The humble duffel coat is enjoying a quiet moment in the spotlight this year, transcending its association with children's culture and making its way onto the runways of high fashion. In Waitrose's latest Christmas advert, comedian Joe Wilkinson can be seen sporting the iconic garment alongside Keira Knightley, while footballer Cole Palmer has opted for one in Burberry's 2024 campaign.
Meanwhile, on stage in the West End, Paddington Bear is reprising his signature look, complete with the trusty duffel coat. And it seems that the high street is also embracing the trend, with Labrum's £279 cream-colored duffel and Marks & Spencer's £64 checked design making a statement.
But while its popularity may be widespread, the coat's appeal seems largely to be among men, particularly those who appreciate functional garments with clear origins. According to Andrew Groves, director of the menswear archive at the University of Westminster, this trend is part of a broader shift towards clothing that offers "weight, insulation and straightforwardness".
This sentiment is echoed by designers, with some opting for a more ironic take on the classic design – as seen in Liam Gallagher's signature style. When worn ironically, the duffel coat can become an endearing fashion statement, one that subverts its traditional associations.
However, not everyone is convinced of the duffel coat's place in high fashion. Teo van den Broeke, editor-in-chief of Esquire, believes that the garment should remain firmly in its childhood realm, where it belongs. "There's something really infantilising about them," he says, adding that grown adults wearing the coat can come across as unsexy.
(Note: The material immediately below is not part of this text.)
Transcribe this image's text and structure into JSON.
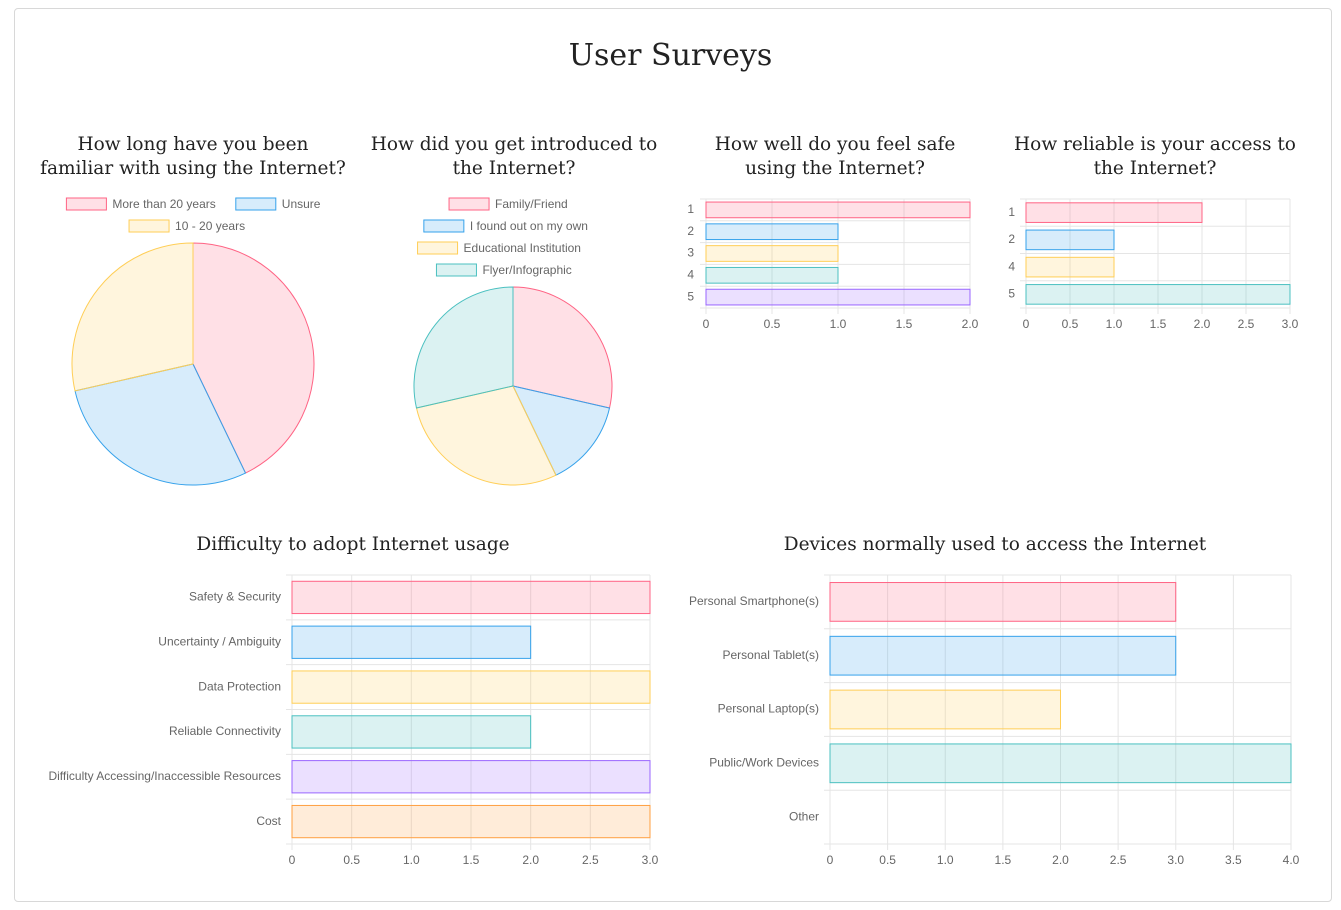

But despite his reservations, van den Broeke acknowledges that the duffel has a certain timeless appeal – one that is rooted in its functional design and rich history. As Groves notes, "Whatever designers do to it, from Burberry to Prada, a duffel remains a duffel." The classic design may be here to stay, at least for now.
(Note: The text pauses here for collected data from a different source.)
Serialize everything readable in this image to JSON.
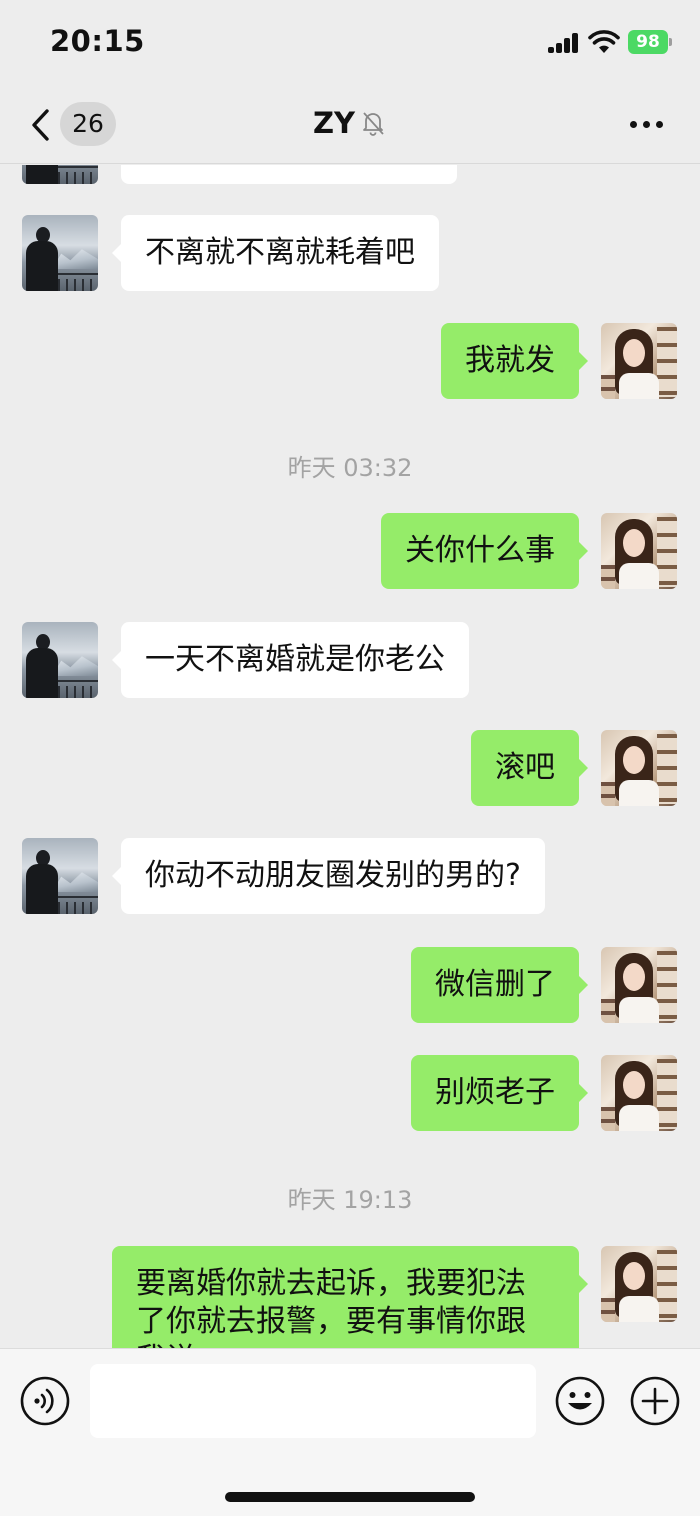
{
  "status_bar": {
    "time": "20:15",
    "battery": "98"
  },
  "nav": {
    "unread_count": "26",
    "title": "ZY"
  },
  "messages": [
    {
      "id": 0,
      "side": "in",
      "text": ""
    },
    {
      "id": 1,
      "side": "in",
      "text": "不离就不离就耗着吧"
    },
    {
      "id": 2,
      "side": "out",
      "text": "我就发"
    },
    {
      "id": 3,
      "type": "timestamp",
      "text": "昨天 03:32"
    },
    {
      "id": 4,
      "side": "out",
      "text": "关你什么事"
    },
    {
      "id": 5,
      "side": "in",
      "text": "一天不离婚就是你老公"
    },
    {
      "id": 6,
      "side": "out",
      "text": "滚吧"
    },
    {
      "id": 7,
      "side": "in",
      "text": "你动不动朋友圈发别的男的?"
    },
    {
      "id": 8,
      "side": "out",
      "text": "微信删了"
    },
    {
      "id": 9,
      "side": "out",
      "text": "别烦老子"
    },
    {
      "id": 10,
      "type": "timestamp",
      "text": "昨天 19:13"
    },
    {
      "id": 11,
      "side": "out",
      "text": "要离婚你就去起诉，我要犯法了你就去报警，要有事情你跟我说"
    }
  ],
  "input": {
    "placeholder": "",
    "value": ""
  },
  "icons": {
    "back": "chevron-left-icon",
    "mute": "bell-off-icon",
    "more": "more-icon",
    "voice": "voice-icon",
    "emoji": "emoji-icon",
    "plus": "plus-icon"
  },
  "colors": {
    "bubble_out": "#95ec69",
    "bubble_in": "#ffffff",
    "background": "#ededed",
    "battery": "#4cd964"
  }
}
Meanwhile, on stage in the West End, Paddington Bear is reprising his signature look, complete with the trusty duffel coat. And it seems that the high street is also embracing the trend, with Labrum's £279 cream-colored duffel and Marks & Spencer's £64 checked design making a statement.
But while its popularity may be widespread, the coat's appeal seems largely to be among men, particularly those who appreciate functional garments with clear origins. According to Andrew Groves, director of the menswear archive at the University of Westminster, this trend is part of a broader shift towards clothing that offers "weight, insulation and straightforwardness".
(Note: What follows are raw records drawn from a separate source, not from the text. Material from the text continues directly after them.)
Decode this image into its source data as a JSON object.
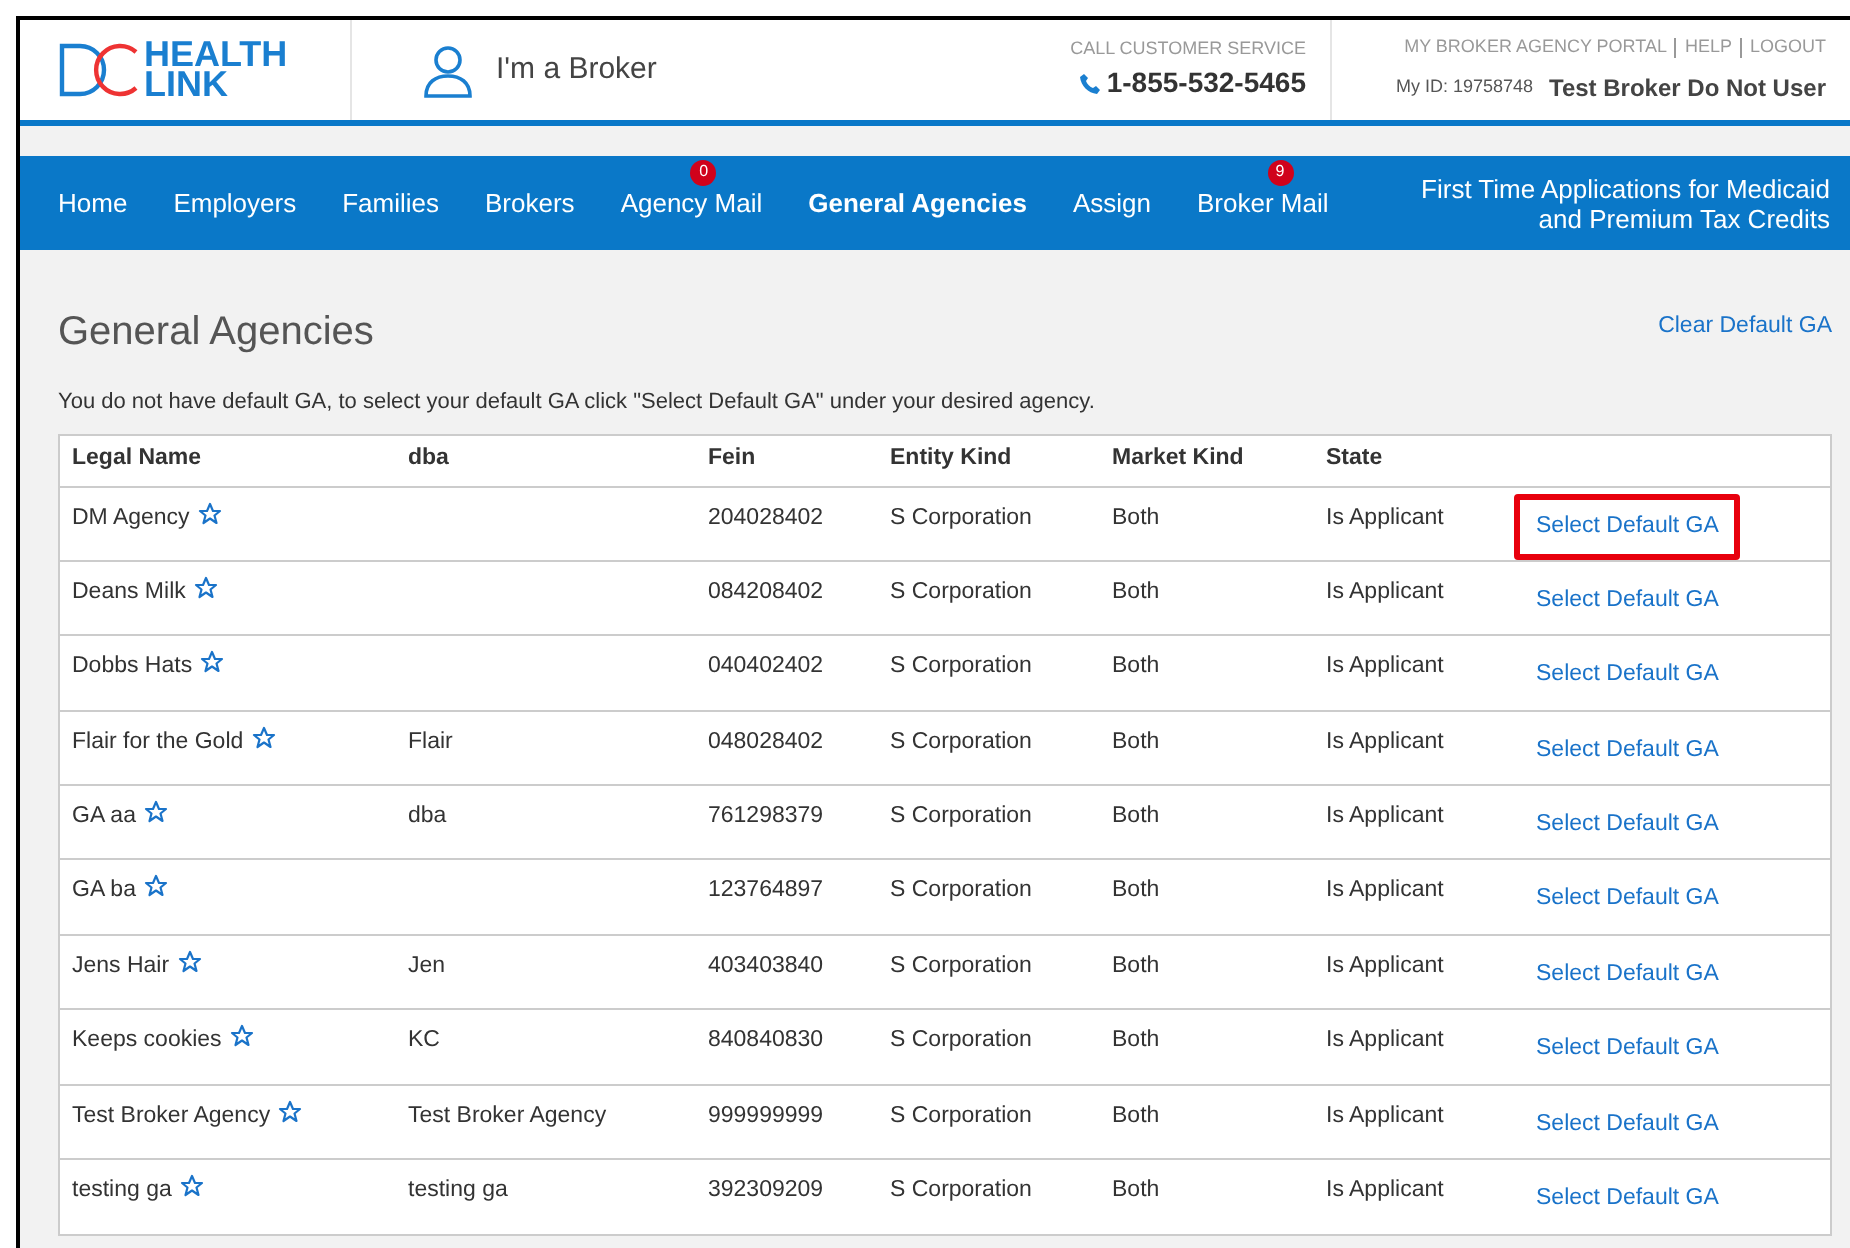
{
  "header": {
    "logo": {
      "top": "HEALTH",
      "bottom": "LINK"
    },
    "role": "I'm a Broker",
    "service_label": "CALL CUSTOMER SERVICE",
    "phone": "1-855-532-5465",
    "links": [
      "MY BROKER AGENCY PORTAL",
      "HELP",
      "LOGOUT"
    ],
    "my_id": "My ID: 19758748",
    "user": "Test Broker Do Not User"
  },
  "nav": {
    "items": [
      {
        "label": "Home",
        "selected": false
      },
      {
        "label": "Employers",
        "selected": false
      },
      {
        "label": "Families",
        "selected": false
      },
      {
        "label": "Brokers",
        "selected": false
      },
      {
        "label": "Agency Mail",
        "selected": false,
        "badge": "0"
      },
      {
        "label": "General Agencies",
        "selected": true
      },
      {
        "label": "Assign",
        "selected": false
      },
      {
        "label": "Broker Mail",
        "selected": false,
        "badge": "9"
      }
    ],
    "right": "First Time Applications for Medicaid and Premium Tax Credits"
  },
  "page": {
    "title": "General Agencies",
    "clear_link": "Clear Default GA",
    "notice": "You do not have default GA, to select your default GA click \"Select Default GA\" under your desired agency."
  },
  "table": {
    "columns": [
      "Legal Name",
      "dba",
      "Fein",
      "Entity Kind",
      "Market Kind",
      "State"
    ],
    "rows": [
      {
        "name": "DM Agency",
        "dba": "",
        "fein": "204028402",
        "entity": "S Corporation",
        "market": "Both",
        "state": "Is Applicant",
        "action": "Select Default GA",
        "highlighted": true
      },
      {
        "name": "Deans Milk",
        "dba": "",
        "fein": "084208402",
        "entity": "S Corporation",
        "market": "Both",
        "state": "Is Applicant",
        "action": "Select Default GA",
        "highlighted": false
      },
      {
        "name": "Dobbs Hats",
        "dba": "",
        "fein": "040402402",
        "entity": "S Corporation",
        "market": "Both",
        "state": "Is Applicant",
        "action": "Select Default GA",
        "highlighted": false
      },
      {
        "name": "Flair for the Gold",
        "dba": "Flair",
        "fein": "048028402",
        "entity": "S Corporation",
        "market": "Both",
        "state": "Is Applicant",
        "action": "Select Default GA",
        "highlighted": false
      },
      {
        "name": "GA aa",
        "dba": "dba",
        "fein": "761298379",
        "entity": "S Corporation",
        "market": "Both",
        "state": "Is Applicant",
        "action": "Select Default GA",
        "highlighted": false
      },
      {
        "name": "GA ba",
        "dba": "",
        "fein": "123764897",
        "entity": "S Corporation",
        "market": "Both",
        "state": "Is Applicant",
        "action": "Select Default GA",
        "highlighted": false
      },
      {
        "name": "Jens Hair",
        "dba": "Jen",
        "fein": "403403840",
        "entity": "S Corporation",
        "market": "Both",
        "state": "Is Applicant",
        "action": "Select Default GA",
        "highlighted": false
      },
      {
        "name": "Keeps cookies",
        "dba": "KC",
        "fein": "840840830",
        "entity": "S Corporation",
        "market": "Both",
        "state": "Is Applicant",
        "action": "Select Default GA",
        "highlighted": false
      },
      {
        "name": "Test Broker Agency",
        "dba": "Test Broker Agency",
        "fein": "999999999",
        "entity": "S Corporation",
        "market": "Both",
        "state": "Is Applicant",
        "action": "Select Default GA",
        "highlighted": false
      },
      {
        "name": "testing ga",
        "dba": "testing ga",
        "fein": "392309209",
        "entity": "S Corporation",
        "market": "Both",
        "state": "Is Applicant",
        "action": "Select Default GA",
        "highlighted": false
      }
    ]
  }
}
This sentiment is echoed by designers, with some opting for a more ironic take on the classic design – as seen in Liam Gallagher's signature style. When worn ironically, the duffel coat can become an endearing fashion statement, one that subverts its traditional associations.
However, not everyone is convinced of the duffel coat's place in high fashion. Teo van den Broeke, editor-in-chief of Esquire, believes that the garment should remain firmly in its childhood realm, where it belongs. "There's something really infantilising about them," he says, adding that grown adults wearing the coat can come across as unsexy.
But despite his reservations, van den Broeke acknowledges that the duffel has a certain timeless appeal – one that is rooted in its functional design and rich history. As Groves notes, "Whatever designers do to it, from Burberry to Prada, a duffel remains a duffel." The classic design may be here to stay, at least for now.